Оба описали внешность француженки; портреты совпали.

— Вы, значит, были с ней знакомы! — повторил Кристоф. — Прошу вас: расскажите мне все, что вам о ней известно!

Госпожа Рейнгарт начала с того, что они были очень дружны и все поверяли друг другу. Но, когда речь зашла о подробностях, это «все» свелось к немногому. Встретились они у общих знакомых. Первый шаг к сближению сделала г-жа Рейнгарт: с обычной своей сердечностью она позвала молодую девушку к себе. Та раза два-три была у нее, и они подолгу беседовали. Любопытная и живая Лили не без труда выпытала у молодой француженки кое-какие подробности о ее жизни: девушка была очень замкнутая, приходилось чуть не силой вырывать у нее каждое слово. Г-жа Рейнгарт только и узнала, что ее зовут Антуанетта Жанен, что у нее нет никаких средств, что из родных у нее остался только младший брат, который живет в Париже, и что она посвятила всю себя задаче поставить его на ноги. Девушка могла часами говорить о брате — тут ее сдержанность как рукой снимало; Лили Рейнгарт завоевала ее доверие тем, что от души пожалела мальчика, который остался в Париже один и жил в пансионе при лицее, без родных, без друзей. Чтобы покрыть расходы на его образование, Антуанетта согласилась принять место за границей. Но бедным детям тяжело было жить врозь: они писали друг другу каждый день; если письмо хоть немного запаздывало, они тосковали и тревожились. Девушка постоянно думала о брате; мальчик не имел мужества таиться от сестры — его жалобы разрывали сердце Антуанетты. Ее терзала мысль, что он страдает, что он болен и скрывает это. Чуткая г-жа Рейнгарт дружески журила ее за беспричинные страхи, и ей удавалось хоть ненадолго успокоить девушку. О родне Антуанетты, о среде, в которой она выросла, о ее внутренней жизни Анжелика так ничего и не узнала. При первой попытке девушка замкнулась в броне застенчивого молчания. Антуанетта была образованна и, по-видимому, рано умудрена жизненным опытом: при всей своей наивности она утратила немало иллюзий; религиозность уживалась в ней с трезвостью. Несладко жилось ей в этом городе, в этой семье, среди бестактных, недобрых людей. О причине ее отъезда г-жа Рейнгарт не имела точных сведений. Говорили о ее предосудительном поведении. Анжелика не верила сплетням; она головой ручалась, что это гнусная клевета, плод тупости и злопыхательства обывателей. Но какой-то повод был — не все ли равно какой?

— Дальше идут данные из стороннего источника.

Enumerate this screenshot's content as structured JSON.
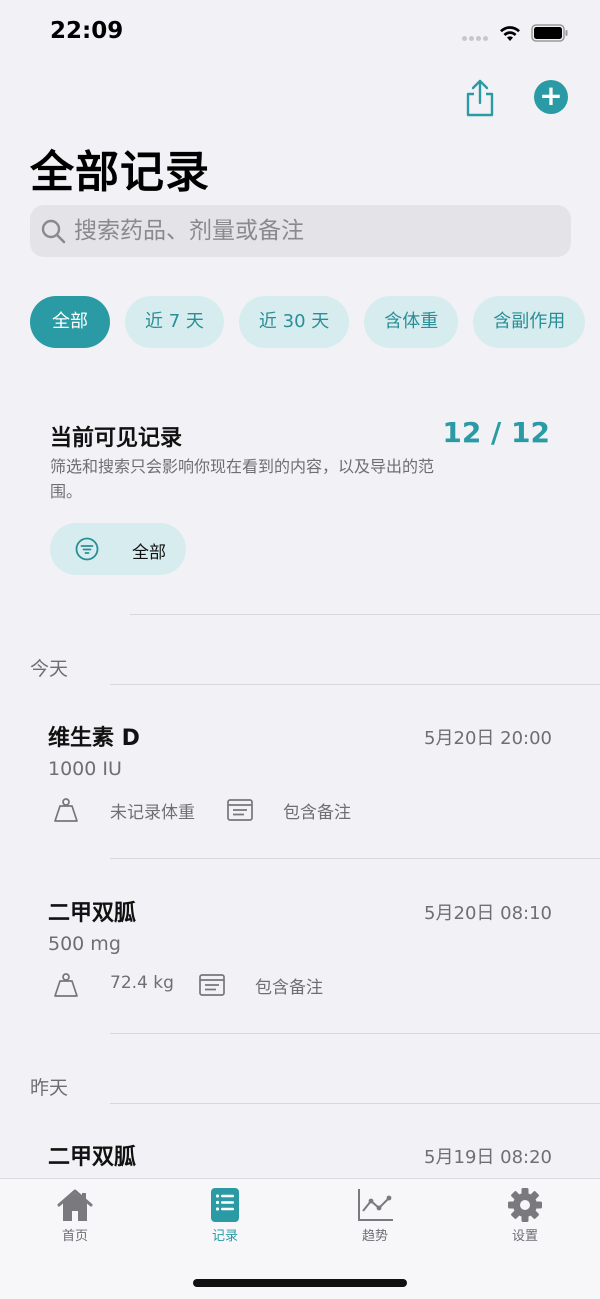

— Да, — сказал Кристоф, опустив голову.

— Так или иначе, она уехала.

— И что же она вам сказала на прощание?

— Ах, — ответила Лили Рейнгарт, — такая незадача! Я, как назло, уехала на два дня в Кельн, а когда вернулась… Zu spat! (Слишком поздно!) — вдруг перебила она себя, обернувшись к горничной, опоздавшей подать лимон к чаю.

И глубокомысленно прибавила с той непроизвольной торжественностью, которую настоящие немцы придают самым обыкновенным словам и действиям даже в повседневном быту:

— Слишком поздно. Как часто это бывает в жизни!..

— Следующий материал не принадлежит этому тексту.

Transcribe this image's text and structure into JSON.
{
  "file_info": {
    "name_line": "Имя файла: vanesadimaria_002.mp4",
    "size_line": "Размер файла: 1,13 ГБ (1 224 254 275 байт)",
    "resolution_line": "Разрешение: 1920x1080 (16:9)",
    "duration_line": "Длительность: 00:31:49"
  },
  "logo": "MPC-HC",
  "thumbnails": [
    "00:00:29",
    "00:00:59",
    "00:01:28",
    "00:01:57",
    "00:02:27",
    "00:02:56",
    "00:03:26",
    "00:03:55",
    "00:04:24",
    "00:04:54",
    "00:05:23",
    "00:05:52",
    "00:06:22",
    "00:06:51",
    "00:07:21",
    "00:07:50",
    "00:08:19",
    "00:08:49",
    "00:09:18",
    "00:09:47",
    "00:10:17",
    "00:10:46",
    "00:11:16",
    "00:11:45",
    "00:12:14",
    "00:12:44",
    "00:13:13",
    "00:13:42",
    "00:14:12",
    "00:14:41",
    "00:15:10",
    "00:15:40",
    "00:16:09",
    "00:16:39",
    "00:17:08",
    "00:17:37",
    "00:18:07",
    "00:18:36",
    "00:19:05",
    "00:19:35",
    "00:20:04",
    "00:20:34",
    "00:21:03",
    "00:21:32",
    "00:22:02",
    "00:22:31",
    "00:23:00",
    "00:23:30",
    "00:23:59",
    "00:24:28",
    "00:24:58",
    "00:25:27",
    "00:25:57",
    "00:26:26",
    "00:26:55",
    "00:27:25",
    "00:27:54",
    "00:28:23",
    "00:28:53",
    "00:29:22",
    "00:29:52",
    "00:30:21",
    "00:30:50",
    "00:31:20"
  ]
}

(Так и осталось невыясненным, относились ее слова к лимону или к прерванному рассказу.)

Она продолжала:

— Вернувшись, я нашла от нее записочку. Антуанетта благодарила меня за все, что я для нее сделала, и извещала о своем отъезде в Париж. Но адреса не оставила.

— И больше не писала вам?

— Ни слова.

И вновь исчезли в ночи грустное личико и глаза, которые только что на мгновенье возникли перед ним такими, какими он видел их в последний раз через окно вагона.

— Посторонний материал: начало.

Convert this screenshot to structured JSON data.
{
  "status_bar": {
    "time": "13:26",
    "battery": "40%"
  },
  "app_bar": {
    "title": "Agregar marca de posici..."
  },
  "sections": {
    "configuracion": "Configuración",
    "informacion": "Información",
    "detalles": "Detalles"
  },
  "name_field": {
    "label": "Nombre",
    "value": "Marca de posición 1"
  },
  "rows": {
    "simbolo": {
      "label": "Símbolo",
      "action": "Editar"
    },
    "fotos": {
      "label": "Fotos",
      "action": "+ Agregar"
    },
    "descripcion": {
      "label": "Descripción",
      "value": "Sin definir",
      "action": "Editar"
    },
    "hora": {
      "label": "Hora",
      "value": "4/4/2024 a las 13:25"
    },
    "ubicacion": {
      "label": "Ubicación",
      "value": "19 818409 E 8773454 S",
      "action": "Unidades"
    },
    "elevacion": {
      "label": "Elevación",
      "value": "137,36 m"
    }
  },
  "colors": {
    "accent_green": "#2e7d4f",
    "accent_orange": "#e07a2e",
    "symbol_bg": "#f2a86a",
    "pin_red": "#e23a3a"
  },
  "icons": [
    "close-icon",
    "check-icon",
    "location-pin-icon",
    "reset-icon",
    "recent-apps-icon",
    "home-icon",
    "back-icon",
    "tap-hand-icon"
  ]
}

Загадка Франции сызнова, еще неотвязнее, встала перед Кристофом. Он жадно расспрашивал г-жу Рейнгарт об этой стране, судя по ее словам, хорошо ей знакомой. И Анжелика, ни разу не побывавшая во Франции, не смущаясь, подробно живописала ее Кристофу. Рейнгарт, добрый патриот, сильно предубежденный против Франции, которую он знал не лучше, чем его жена, иногда осмеливался, если Лили пересаливала в своих восторгах, выразить сомнение, но это только разжигало ее. А Кристоф без всяких оснований поддакивал г-же Рейнгарт.

Еще больше, чем воспоминания Лили о Франции, Кристофа интересовали ее книги. Она собрала библиотечку из французских книг: тут были школьные учебники, романы, случайно купленные пьесы. Для Кристофа, ничего не знавшего о Франции и жаждавшего узнать о ней все, это был целый клад; Рейнгарты любезно предоставили свои книги в его распоряжение.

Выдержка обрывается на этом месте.